The proper role of government in a free society is primarily to protect the citizens against this urge to mandate if and when it appears within adult social interaction in a manner that disrupts civil life. A free republic, the state suitable for adults, is in effect a negative mandate, i.e., an overriding mandate against mandates. A system of government, by contrast, which identifies itself as an issuer of mandates, rather than a protector of the people against the irrationalism of compulsion, is fundamentally childish and despotic in nature — for despotism is at heart nothing but childishness with control of the weapons. This is true whether the despotic tendency manifests itself in the overtly draconian oppression of whips and chains or in allegedly benign efforts to “correct social problems.” Indeed, as the leading despotic movements of our late modern age amply demonstrate, the mandatory urge has no more effective mask than the rationalizations of “equality,” “progress,” “compassion,” and “caring.” Redistributive justice is mandatory property-sharing. Hate speech laws are mandates on right-thinking. Anti-discrimination laws combine the previous two types of mandates. Universal compulsory schooling is mandatory mental retardation and emotional indoctrination, in addition to being the mandatory disintegration of private families and local communities. One may continue on and on with more examples of this same principle. 

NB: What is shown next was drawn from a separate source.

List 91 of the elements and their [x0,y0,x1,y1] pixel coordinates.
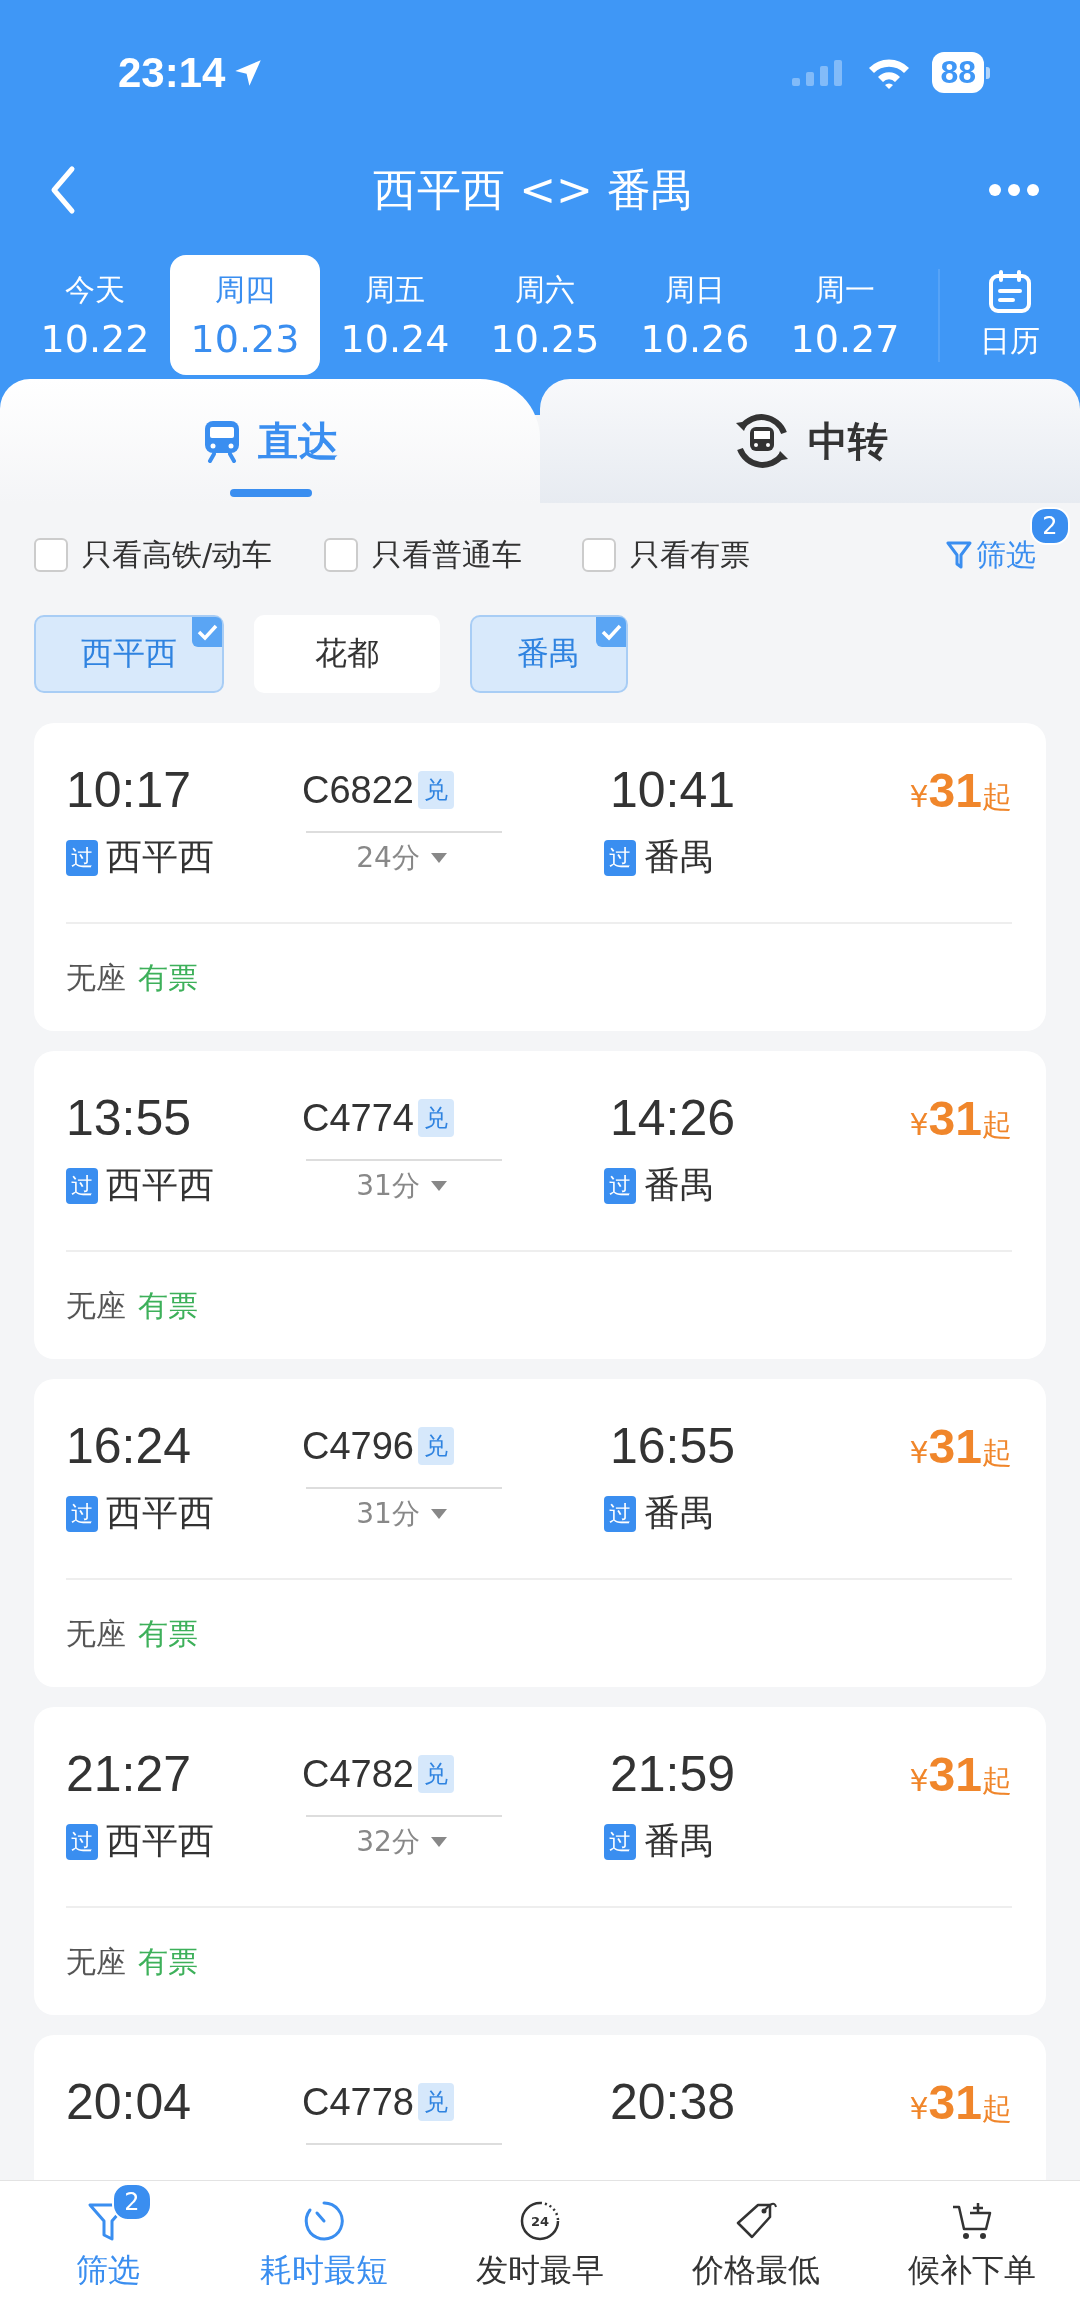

A society in which politicians, bureaucrats, and their intellectual backers routinely advocate mandates as solutions, and moreover in which the people “willingly” vote to elect leaders promising such mandates, which is to say promising the tyranny of childish irrationalism — promising to disregard the adult wills of all individuals in favor of the arbitrary desires of those who claim to “represent” the interests of the majority — is a society of slaves. Such a society has relinquished its soul to rule by force, rule without reason. It has succumbed to lawlessness and power lust. 

It has reduced itself from the liberty of adult self-determination and limited government to the servitude of the immature and increasingly limiting world of mandates.